Plusieurs sociétés en sont venues à condamner l’esclavage humain, peu importe la façon dont les esclaves sont traités. Les animaux non humains, pour leur part, sont considérés comme des ressources que nous pouvons nous approprier, même si leur traitement est parfois règlementé. Mais est-ce à dire que tous les êtres humains et seuls les êtres humains ont intérêt à être libres ? […] Bien entendu, tous les êtres mobiles et capables d’intentionnalité subissent un tort lorsqu’on les empêche de faire ce qu’ils sont enclins à faire puisqu’ils sont alors stressés, contrariés ou frustrés. Bien des animaux non humains auraient donc intérêt à être libres au sens de la liberté négative. Or, ce paradigme de la liberté, dénoncent certains auteurs comme Quentin Skinner et Philip Pettit, permettrait qu’un esclave soit considéré comme libre, tant que son maître se fait clément et n’exerce pas son pouvoir d’intervention. Mais cela semble contre-intuitif. De la même façon, un chien auquel son propriétaire aurait appris, par renforcement positif exclusivement, à ne traverser la rue qu’aux feux verts, pourrait être « libre » de se promener où il le veut, sans laisse ni collier ; de se nourrir et de s’abreuver à sa guise ; de se reposer lorsqu’il l’entend, sans jamais être dérangé dans ses initiatives.

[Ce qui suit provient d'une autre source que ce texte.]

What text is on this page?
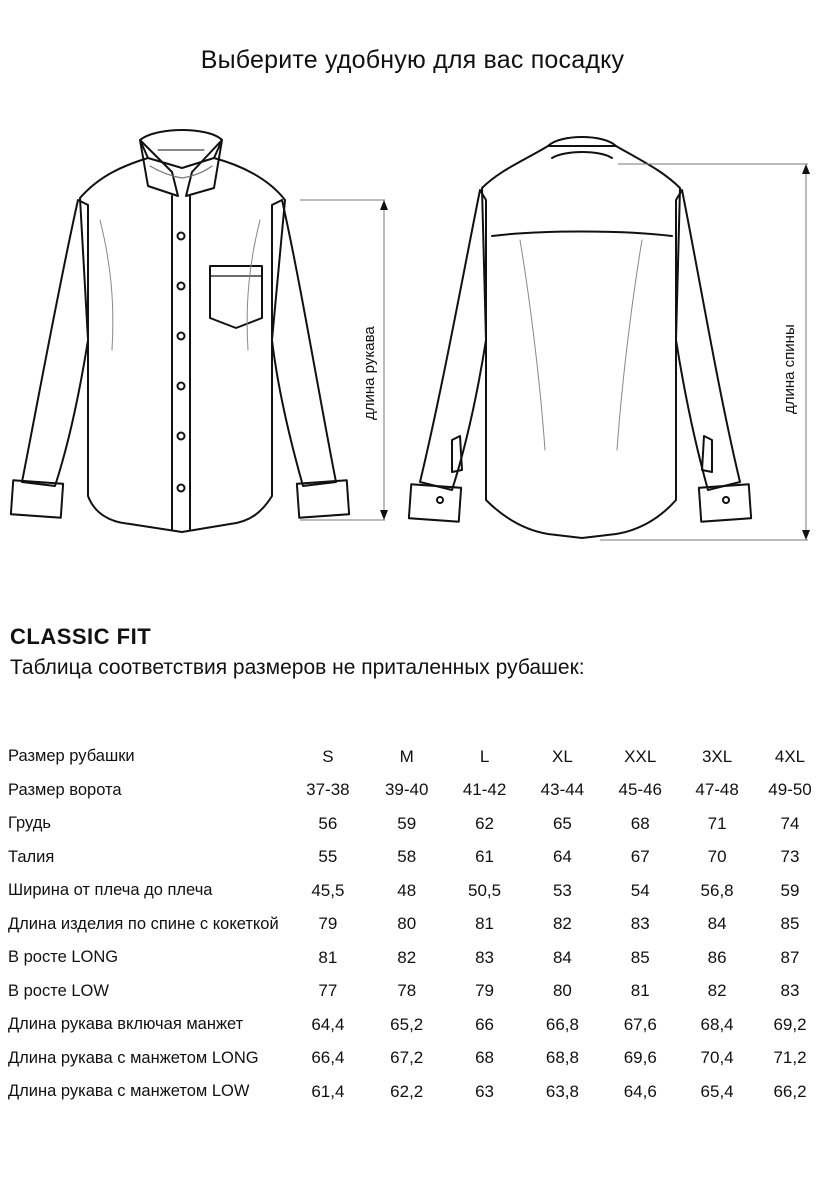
Выберите удобную для вас посадку
длина рукава	длина спины
CLASSIC FIT
Таблица соответствия размеров не приталенных рубашек:
Размер рубашки	S	M	L	XL	XXL	3XL	4XL
Размер ворота	37-38	39-40	41-42	43-44	45-46	47-48	49-50
Грудь	56	59	62	65	68	71	74
Талия	55	58	61	64	67	70	73
Ширина от плеча до плеча	45,5	48	50,5	53	54	56,8	59
Длина изделия по спине с кокеткой	79	80	81	82	83	84	85
В росте LONG	81	82	83	84	85	86	87
В росте LOW	77	78	79	80	81	82	83
Длина рукава включая манжет	64,4	65,2	66	66,8	67,6	68,4	69,2
Длина рукава с манжетом LONG	66,4	67,2	68	68,8	69,6	70,4	71,2
Длина рукава с манжетом LOW	61,4	62,2	63	63,8	64,6	65,4	66,2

Ce chien, comme l’esclave humain, demeurerait pourtant la propriété de son maître et se trouverait à vivre sous une épée de Damoclès, risquant à chaque instant que son bon propriétaire se fasse soudainement moins gentil. Le statut moral et légal inférieur de ces individus les place dans une situation de domination et c’est la précarité de leur sort qui contrevient à leur véritable intérêt (intérêt dit républicain) à être libres. Aussi bien traités soient-ils, tous les individus qui ont intérêt à ne pas subir d’interférences ont intérêt à ne pas risquer d’en subir. Seule une égalité de statut leur permettrait de ne pas courir ce risque. Voilà pourquoi il semble que l’octroi du statut égal de personne à tous les êtres sensibles s’impose. Voilà pourquoi les trois principaux droits fondamentaux ne devraient plus être limités aux seuls êtres humains, mais profiter à tous les animaux sensibles. » Valéry Giroux, « Vers la liberté animale », À babord !, n°42.)